Martin D. F. Wong (F'06) received the B.Sc. degree in mathematics from the University of Toronto, Toronto, ON, in 1979 and the M.S. degree in mathematics and the Ph.D. degree in computer science from the University of Illinois at Urbana—Champaign (UIUC), Urbana, in 1981 and 1987, respectively.

He is currently a Professor of electrical and computer engineering with the UIUC. Before he joined UIUC, he was a Bruton Centennial Professor of computer sciences with the University of Texas at Austin. His research interests are computer-aided

design (CAD) of very large scale integration (VLSI) circuits, design, and analysis of algorithms, and combinatorial optimization. He has published over 300 technical papers and has graduated 34 Ph.D. students.

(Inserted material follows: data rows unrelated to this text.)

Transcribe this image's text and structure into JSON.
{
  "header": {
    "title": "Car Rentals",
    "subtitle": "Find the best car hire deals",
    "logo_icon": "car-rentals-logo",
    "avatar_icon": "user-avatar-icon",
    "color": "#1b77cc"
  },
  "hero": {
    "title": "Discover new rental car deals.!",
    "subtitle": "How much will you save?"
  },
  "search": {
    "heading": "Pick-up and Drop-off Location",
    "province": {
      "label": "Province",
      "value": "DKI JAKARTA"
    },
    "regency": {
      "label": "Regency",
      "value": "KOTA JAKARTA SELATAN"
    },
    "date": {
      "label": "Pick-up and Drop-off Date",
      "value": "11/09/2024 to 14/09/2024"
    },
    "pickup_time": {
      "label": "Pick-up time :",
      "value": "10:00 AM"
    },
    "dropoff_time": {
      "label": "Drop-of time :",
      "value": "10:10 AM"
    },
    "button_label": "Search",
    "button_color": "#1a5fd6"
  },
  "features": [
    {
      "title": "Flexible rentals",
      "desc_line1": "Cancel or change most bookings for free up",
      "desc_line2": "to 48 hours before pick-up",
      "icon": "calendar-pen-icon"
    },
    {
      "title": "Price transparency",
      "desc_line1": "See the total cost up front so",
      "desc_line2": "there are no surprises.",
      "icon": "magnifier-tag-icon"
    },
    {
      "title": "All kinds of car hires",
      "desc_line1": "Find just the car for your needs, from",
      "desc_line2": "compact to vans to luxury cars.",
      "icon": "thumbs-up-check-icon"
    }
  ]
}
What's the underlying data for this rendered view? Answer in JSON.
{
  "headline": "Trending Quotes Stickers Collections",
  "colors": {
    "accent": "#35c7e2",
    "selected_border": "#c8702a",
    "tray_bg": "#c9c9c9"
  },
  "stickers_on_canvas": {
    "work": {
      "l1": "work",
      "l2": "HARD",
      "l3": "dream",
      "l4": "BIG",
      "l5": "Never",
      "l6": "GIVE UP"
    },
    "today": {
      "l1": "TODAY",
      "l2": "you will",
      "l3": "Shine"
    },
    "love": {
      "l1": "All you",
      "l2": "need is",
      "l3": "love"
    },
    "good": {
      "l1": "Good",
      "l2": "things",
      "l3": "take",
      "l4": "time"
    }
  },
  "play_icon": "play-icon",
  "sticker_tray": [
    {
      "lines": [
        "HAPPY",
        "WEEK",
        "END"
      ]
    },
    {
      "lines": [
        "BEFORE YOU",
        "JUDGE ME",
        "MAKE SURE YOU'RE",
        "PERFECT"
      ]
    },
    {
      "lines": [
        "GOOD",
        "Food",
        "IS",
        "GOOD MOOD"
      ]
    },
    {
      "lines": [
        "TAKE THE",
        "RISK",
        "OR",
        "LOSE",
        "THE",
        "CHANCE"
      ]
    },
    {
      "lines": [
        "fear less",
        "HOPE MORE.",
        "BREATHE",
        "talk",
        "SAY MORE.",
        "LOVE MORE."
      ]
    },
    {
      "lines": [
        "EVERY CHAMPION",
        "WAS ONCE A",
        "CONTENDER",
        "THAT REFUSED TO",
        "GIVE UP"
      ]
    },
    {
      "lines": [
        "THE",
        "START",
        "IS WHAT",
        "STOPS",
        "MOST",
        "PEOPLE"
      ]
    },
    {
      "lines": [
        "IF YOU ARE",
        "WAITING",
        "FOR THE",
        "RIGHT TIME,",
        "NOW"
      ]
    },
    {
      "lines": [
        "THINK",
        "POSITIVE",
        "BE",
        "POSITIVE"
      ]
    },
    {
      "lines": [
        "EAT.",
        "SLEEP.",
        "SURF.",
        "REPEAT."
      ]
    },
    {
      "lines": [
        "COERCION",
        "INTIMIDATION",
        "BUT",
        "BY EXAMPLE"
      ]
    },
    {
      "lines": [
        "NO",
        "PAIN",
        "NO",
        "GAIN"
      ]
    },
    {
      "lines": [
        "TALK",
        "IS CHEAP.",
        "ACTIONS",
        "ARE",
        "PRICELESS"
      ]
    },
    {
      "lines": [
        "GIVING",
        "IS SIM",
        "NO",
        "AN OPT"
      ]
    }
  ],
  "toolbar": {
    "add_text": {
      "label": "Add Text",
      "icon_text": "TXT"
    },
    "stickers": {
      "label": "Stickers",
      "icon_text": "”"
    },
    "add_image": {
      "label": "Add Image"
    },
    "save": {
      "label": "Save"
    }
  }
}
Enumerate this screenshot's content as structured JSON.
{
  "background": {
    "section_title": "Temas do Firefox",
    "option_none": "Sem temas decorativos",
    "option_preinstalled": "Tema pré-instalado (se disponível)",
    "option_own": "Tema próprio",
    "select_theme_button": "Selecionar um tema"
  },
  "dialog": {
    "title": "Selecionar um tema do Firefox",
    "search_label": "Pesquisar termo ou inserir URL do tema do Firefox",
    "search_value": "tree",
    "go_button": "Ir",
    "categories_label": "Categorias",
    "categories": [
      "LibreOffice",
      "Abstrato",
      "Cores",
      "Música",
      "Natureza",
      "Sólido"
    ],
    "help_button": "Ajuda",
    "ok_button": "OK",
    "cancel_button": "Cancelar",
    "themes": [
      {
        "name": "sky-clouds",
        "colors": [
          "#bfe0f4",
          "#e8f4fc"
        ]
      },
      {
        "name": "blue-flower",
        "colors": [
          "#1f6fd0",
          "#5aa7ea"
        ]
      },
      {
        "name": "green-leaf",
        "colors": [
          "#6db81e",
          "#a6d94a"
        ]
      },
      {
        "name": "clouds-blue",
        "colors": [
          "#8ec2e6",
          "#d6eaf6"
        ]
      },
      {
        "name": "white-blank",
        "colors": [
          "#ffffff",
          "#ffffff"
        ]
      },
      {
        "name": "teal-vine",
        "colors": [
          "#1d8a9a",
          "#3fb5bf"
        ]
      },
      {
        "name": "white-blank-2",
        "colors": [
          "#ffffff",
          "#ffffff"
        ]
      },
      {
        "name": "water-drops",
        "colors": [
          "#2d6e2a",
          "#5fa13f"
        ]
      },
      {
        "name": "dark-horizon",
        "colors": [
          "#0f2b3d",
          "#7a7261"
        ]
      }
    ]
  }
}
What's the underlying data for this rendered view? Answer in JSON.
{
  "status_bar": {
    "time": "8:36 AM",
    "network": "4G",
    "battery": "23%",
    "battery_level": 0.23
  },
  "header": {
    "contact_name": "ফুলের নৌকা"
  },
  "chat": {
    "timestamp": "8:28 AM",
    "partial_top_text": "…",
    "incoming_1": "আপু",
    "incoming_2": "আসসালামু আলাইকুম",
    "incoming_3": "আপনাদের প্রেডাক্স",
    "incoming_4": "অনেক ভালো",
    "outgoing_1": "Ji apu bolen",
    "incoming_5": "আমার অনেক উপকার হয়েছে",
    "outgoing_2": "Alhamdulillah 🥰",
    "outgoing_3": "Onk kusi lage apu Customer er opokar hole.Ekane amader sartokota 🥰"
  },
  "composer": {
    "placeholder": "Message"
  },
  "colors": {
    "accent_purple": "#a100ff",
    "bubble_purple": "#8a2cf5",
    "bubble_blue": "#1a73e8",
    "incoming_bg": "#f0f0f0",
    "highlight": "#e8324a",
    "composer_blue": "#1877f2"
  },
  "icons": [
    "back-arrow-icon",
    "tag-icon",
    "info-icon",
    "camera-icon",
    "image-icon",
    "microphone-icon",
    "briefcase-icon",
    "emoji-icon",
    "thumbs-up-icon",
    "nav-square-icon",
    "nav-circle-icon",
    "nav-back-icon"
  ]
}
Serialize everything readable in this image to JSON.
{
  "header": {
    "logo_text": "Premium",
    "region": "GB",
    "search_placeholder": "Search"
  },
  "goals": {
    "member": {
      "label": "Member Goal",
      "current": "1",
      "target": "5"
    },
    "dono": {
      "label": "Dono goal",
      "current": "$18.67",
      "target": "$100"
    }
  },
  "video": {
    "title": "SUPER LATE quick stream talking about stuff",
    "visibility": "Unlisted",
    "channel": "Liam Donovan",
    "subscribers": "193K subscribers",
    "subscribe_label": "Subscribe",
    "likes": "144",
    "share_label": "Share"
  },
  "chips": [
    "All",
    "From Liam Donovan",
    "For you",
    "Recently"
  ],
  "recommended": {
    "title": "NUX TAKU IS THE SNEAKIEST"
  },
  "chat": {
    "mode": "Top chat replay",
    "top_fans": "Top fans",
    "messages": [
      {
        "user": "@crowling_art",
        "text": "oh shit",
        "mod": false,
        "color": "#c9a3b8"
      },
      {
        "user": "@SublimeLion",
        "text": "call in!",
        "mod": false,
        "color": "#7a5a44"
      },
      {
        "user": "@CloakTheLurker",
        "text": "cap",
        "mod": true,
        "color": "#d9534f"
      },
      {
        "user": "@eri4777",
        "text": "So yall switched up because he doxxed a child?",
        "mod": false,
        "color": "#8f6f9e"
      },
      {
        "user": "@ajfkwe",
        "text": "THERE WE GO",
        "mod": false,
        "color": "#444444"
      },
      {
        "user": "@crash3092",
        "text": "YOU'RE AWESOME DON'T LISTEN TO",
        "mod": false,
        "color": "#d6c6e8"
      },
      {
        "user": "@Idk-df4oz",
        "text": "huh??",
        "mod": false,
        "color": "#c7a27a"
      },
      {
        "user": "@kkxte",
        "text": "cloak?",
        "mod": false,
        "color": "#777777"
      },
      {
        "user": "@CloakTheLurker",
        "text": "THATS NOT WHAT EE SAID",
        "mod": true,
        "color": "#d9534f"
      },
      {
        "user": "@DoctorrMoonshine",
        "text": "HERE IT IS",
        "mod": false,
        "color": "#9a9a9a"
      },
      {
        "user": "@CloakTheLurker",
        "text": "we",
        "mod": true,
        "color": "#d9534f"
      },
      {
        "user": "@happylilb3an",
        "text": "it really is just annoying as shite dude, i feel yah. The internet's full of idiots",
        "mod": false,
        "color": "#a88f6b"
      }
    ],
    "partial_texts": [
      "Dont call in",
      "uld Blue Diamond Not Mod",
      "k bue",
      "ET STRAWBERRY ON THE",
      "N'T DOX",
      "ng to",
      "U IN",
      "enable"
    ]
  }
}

Dr. Wong received the 2000 IEEE CAD Transactions Best Paper Award for his work on interconnect optimization. He also received best paper awards at the Design Automation Conference, 1986 and the International Conference on Computer Design, 1995 for his work on floorplan design and routing, respectively. His International Conference on Computer-Aided Design (ICCAD), 1994 paper on circuit partitioning has been included in the book "The Best of ICCAD-20 Years of Excellence in Computer-Aided Design" published in 2002. He has served as Technical Program Chair, General Chair, and Steering Committee member for the annual Association for Computing Machinery (ACM) International Symposium on Physical Design. He has also served on the technical program committees of numerous VLSI/CAD conferences. He has served as an Associate Editor for IEEE TRANSACTIONS ON COMPUTER-AIDED DESIGN (2002-2005) and IEEE TRANSACTIONS ON COMPUTERS (1995-2000). He has also served as a Guest Editor of four special issues for IEEE TRANSACTIONS ON COMPUTER-AIDED DESIGN. He is currently on the Editorial Board of ACM Transactions on Design Automation of Electronic Systems. He is an IEEE Distinguished Lecturer (2005–2006).